Et il repartit. Clic clac ! Clic clac !

PLOP ! Il s’arrêta.

Il était devant un tunnel. Il s’y engagea, fit quelques pas, puis rebroussa chemin. Je ne pus m’empêcher de rire. Il avait pris le tunnel qui accédait à ma chambre ! Bien sûr, il ne pouvait supposer que la villa se trouvait immédiatement là, de l’autre côté. Il n’essaya même pas de faire fonctionner l’interrupteur qui ouvrait la porte. Apparemment, il ne l’avait même pas vu. S’il l’avait fait. Il se serait retrouvé à trois mètres de l’endroit où j’étais.

Vous parlez d’un espion !

— Tout cela ne lui avait pris qu’une heure.

Il dessina alors un croquis très net, très propre.
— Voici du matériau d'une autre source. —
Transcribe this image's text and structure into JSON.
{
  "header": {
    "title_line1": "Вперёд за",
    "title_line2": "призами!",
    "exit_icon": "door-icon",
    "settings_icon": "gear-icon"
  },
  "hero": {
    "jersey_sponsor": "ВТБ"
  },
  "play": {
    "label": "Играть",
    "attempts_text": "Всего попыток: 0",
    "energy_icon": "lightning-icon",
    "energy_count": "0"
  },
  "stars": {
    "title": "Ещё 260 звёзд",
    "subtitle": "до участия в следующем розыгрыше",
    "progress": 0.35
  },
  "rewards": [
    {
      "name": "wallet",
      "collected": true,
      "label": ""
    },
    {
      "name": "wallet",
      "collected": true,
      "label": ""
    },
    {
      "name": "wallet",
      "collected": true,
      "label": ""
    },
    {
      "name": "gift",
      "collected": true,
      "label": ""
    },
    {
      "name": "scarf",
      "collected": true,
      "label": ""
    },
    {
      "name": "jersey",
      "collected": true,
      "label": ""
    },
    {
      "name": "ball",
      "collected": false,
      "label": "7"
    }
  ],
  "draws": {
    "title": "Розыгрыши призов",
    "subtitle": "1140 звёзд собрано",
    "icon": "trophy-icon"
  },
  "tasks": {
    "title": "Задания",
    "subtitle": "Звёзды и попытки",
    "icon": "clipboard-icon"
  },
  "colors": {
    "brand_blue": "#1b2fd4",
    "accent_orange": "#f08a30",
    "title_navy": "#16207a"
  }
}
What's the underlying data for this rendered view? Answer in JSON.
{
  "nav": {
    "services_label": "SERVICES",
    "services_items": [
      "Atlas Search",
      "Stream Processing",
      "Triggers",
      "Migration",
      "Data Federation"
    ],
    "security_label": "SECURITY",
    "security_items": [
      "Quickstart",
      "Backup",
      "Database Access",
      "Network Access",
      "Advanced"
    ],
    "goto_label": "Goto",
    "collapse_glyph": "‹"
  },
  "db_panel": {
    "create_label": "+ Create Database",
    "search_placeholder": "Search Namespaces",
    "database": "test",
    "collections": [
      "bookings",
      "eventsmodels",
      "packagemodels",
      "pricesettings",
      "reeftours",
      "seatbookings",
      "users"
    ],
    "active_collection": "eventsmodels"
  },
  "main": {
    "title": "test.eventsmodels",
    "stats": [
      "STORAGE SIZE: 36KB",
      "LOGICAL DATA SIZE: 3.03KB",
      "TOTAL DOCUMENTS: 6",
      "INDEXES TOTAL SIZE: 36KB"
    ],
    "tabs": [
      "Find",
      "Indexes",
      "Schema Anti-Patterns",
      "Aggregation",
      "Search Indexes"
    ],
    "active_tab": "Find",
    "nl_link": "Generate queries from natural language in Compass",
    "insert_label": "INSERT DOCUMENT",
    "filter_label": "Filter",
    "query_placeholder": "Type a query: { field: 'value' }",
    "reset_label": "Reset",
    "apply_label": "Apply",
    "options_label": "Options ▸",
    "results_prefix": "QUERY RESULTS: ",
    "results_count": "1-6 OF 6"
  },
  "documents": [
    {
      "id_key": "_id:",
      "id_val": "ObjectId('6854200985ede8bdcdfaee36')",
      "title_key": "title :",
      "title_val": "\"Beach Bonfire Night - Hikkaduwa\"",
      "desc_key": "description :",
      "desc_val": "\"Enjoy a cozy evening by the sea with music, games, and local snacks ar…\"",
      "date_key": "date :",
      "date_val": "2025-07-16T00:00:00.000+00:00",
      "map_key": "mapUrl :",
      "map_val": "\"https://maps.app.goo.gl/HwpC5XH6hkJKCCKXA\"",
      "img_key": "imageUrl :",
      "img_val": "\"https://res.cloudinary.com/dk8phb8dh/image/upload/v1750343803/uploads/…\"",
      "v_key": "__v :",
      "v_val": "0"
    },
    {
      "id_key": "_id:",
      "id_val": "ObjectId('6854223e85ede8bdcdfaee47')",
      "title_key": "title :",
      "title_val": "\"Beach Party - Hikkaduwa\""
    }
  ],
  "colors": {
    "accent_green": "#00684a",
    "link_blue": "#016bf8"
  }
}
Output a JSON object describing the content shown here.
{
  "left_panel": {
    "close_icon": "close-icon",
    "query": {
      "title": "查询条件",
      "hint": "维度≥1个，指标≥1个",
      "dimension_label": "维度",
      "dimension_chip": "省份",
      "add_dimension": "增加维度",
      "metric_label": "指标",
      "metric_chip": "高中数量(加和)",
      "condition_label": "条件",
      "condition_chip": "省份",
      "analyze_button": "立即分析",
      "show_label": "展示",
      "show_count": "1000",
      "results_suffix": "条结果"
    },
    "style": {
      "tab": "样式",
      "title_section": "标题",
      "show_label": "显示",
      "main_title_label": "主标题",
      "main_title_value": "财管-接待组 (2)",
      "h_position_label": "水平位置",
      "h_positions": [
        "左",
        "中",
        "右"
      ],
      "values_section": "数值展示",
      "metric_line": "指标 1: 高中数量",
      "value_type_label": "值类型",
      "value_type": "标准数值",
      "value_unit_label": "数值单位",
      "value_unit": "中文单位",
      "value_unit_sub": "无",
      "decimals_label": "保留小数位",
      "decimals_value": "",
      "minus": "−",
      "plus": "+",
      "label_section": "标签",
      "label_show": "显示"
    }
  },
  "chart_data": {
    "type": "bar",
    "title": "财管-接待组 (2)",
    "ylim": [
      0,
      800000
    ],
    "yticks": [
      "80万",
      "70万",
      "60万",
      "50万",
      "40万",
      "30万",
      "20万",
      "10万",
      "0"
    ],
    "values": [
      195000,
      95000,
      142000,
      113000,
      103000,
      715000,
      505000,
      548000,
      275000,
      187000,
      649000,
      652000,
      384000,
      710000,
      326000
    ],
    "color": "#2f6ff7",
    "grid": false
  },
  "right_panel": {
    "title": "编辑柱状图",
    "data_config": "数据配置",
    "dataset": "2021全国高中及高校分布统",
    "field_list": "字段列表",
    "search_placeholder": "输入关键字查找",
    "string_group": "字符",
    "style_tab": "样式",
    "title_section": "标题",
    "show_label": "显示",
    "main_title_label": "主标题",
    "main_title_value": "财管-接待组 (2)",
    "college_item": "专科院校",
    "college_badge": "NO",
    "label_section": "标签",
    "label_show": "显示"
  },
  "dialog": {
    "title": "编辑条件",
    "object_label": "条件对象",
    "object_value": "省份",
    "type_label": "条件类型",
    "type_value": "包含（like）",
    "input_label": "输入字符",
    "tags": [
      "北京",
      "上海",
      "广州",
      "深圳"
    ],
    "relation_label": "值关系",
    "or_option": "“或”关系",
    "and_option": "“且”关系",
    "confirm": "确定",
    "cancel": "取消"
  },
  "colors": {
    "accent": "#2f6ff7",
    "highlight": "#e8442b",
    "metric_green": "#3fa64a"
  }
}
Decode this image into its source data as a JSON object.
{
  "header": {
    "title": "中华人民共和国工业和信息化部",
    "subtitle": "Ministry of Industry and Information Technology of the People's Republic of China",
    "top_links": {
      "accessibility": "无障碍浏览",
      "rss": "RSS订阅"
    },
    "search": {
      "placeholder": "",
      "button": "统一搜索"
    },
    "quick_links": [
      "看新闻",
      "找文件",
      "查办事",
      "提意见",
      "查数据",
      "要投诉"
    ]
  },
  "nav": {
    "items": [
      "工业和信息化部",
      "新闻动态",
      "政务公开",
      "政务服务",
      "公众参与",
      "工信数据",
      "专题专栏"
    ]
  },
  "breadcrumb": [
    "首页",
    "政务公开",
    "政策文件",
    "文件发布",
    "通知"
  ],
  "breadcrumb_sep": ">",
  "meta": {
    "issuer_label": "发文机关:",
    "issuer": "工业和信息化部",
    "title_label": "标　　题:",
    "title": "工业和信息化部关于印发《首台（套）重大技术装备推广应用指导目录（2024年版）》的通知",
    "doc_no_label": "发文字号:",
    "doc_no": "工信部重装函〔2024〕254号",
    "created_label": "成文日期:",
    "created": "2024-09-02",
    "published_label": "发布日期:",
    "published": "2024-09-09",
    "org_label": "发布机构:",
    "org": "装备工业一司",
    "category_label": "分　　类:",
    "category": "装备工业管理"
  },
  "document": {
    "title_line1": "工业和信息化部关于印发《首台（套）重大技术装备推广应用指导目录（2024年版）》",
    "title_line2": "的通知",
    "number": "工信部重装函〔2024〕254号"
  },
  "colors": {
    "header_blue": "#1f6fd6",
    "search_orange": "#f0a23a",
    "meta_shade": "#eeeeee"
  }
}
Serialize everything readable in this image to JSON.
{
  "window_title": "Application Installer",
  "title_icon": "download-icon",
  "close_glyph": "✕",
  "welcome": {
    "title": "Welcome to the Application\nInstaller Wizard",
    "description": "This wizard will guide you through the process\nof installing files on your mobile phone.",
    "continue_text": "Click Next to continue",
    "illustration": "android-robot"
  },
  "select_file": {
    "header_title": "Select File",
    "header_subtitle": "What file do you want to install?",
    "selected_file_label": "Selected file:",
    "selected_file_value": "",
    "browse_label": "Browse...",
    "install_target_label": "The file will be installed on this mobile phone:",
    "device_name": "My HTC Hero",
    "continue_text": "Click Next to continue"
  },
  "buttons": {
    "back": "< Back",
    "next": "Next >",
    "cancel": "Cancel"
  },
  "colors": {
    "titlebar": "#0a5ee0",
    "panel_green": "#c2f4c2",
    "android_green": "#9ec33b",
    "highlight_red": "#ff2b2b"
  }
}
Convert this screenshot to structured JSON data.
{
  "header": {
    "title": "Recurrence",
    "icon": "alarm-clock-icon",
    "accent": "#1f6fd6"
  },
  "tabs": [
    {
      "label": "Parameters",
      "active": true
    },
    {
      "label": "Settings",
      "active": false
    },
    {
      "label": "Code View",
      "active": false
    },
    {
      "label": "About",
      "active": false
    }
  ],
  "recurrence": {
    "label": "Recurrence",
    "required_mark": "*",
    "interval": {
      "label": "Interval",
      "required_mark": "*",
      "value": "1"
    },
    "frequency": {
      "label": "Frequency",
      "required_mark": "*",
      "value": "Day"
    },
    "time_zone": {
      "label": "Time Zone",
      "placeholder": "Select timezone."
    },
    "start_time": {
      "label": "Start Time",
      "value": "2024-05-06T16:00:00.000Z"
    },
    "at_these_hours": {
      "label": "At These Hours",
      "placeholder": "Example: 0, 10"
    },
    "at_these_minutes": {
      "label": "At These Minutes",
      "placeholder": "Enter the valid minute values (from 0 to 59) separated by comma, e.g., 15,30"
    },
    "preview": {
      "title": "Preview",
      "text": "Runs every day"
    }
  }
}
Apparemment, il ne pouvait le donner à personne pour montrer à quel point il était excellent – à moins qu’il n’ait compris que personne ne voulait lui parler – en tout cas, il se contenta de remonter à bord du vaisseau.

Voilà. C’était tout.

Je ne pus m’empêcher de rire à nouveau. S’il avait été un véritable espion, que n’aurait-il pas découvert ! Mais qu’est-ce qu’il avait rapporté de son exploration ? Une carte stupide qu’il aurait pu se procurer au bureau de la base.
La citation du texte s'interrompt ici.